La bambola profuma debolmente, ancora adesso, di cedro, e lungo l’interno della cucitura dell’anca destra, visibile solo se si tiene la bambola a una specifica angolazione di luce e si cerca qualcosa che non sarebbe visibile a qualcuno che non sa cosa cercare, ci sono segni in un filo così fine da essere quasi impercettibili.

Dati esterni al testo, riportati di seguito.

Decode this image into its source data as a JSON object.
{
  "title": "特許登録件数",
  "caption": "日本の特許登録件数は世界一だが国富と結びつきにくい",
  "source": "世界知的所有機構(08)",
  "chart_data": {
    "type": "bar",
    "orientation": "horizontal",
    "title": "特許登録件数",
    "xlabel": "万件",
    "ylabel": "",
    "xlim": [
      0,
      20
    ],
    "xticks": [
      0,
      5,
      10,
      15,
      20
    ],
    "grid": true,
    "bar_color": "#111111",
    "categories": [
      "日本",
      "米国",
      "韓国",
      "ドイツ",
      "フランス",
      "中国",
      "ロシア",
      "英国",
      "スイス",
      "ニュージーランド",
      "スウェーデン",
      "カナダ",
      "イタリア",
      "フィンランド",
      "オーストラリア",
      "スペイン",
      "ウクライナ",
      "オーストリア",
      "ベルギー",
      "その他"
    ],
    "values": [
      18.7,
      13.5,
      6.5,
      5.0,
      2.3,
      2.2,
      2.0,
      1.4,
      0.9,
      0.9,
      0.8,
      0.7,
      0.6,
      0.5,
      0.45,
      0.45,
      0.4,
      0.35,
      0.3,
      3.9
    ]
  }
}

Sono segni direzionali e simboli di conteggio impressi sulla stoffa secondo un sistema sviluppato da una donna di nome Ada, che fu ribattezzata Louisa, che aveva imparato a cucire dall’ago d’osso di sua madre nel primo anno dopo la morte di quest’ultima, e che cucì per il resto della sua vita in una lingua che il sistema della piantagione non poteva leggere, in un mezzo che passava attraverso le mani delle persone che detenevano il potere su di lei senza essere riconosciuto come la cosa che era.
Nel buio, ogni notte, con pazienza e con quella particolare qualità di intenzione che dall’esterno è indistinguibile dal lavoro artigianale ordinario e che dall’interno è l’unica forma di libertà che non può essere portata via. Puntano a nord. Hanno sempre puntato a nord.